Orada verdiğim final kararı dönüşte yaşananlarla perçinlendi. Ne olursa
olsun ruha bedene iyi davranmalı, kader faktörünün dışında gelebilecek
zararlardan korumak için çalışmalıyız.
Tanımıyorum
o adamcağızı, hiç de tanışmayacağım muhtemelen. Sayesinde hayatımda
büyük bir değişiklik yaptım. Onun yaşadığı deneyim benim için bir işaret
oldu. Umarım iyidir, umarım teşekkürüm ona ödül olarak döner.
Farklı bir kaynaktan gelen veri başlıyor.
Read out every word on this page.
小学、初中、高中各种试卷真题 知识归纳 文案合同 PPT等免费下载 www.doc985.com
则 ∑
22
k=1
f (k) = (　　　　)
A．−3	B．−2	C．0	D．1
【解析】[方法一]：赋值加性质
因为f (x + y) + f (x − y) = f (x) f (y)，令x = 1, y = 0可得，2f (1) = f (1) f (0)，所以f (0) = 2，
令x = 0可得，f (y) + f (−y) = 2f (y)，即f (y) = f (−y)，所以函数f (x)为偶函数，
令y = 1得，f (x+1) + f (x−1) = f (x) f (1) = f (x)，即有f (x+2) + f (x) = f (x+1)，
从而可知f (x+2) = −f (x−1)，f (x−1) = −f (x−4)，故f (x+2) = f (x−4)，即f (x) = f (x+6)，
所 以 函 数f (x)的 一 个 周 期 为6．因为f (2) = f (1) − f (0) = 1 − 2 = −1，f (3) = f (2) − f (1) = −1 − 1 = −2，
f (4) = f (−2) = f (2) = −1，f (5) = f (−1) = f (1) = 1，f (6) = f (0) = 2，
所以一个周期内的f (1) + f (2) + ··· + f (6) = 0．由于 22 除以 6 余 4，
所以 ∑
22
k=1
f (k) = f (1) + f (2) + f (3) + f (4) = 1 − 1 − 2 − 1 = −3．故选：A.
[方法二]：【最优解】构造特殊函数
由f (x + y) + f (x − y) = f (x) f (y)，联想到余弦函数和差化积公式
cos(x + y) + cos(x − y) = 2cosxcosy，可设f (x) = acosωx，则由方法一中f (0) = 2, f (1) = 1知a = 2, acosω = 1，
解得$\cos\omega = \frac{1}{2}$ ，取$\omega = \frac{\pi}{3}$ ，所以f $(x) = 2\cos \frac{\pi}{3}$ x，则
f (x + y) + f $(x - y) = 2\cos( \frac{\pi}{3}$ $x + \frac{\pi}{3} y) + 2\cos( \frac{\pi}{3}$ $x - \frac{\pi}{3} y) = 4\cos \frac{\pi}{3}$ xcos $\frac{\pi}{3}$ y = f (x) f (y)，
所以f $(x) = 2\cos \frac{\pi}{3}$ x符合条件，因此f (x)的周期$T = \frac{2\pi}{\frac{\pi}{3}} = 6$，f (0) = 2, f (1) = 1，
Evren,
Tanrı, Kader... her ne ise bizi yöneten bizimle oyunlar oynayan ona
iyilik verir.
Bir
de bedene iyi bakma; bir insanın yüzünün o hale gelebileceğini asla ama
asla tahmin edemezdim. (İtiraf ediyorum adamı bir ara Japon zannettim).
Sarsıcı bir deneyim oldu. Ama travmaları olumlu çıktılarla sonlandırmak
da benim elimde. Senin de. Bak bakalım evren sana nasıl işaretler
veriyor. Kendine ruhuna dahai iyi bakman için...
Sıkıntılar,
stres, dert, tasa. Bazılarını yönetemeyiz ama bazılarından zor da olsa
uzaklaşabiliriz. Ne kadar zor da olsa kendi iyiliğin için bazen zor
kararları vermek seni kurtarır. Deneyimleri takip ederek yaşamını
iyileştir, ders al ve gereken kararları vermekten korkma.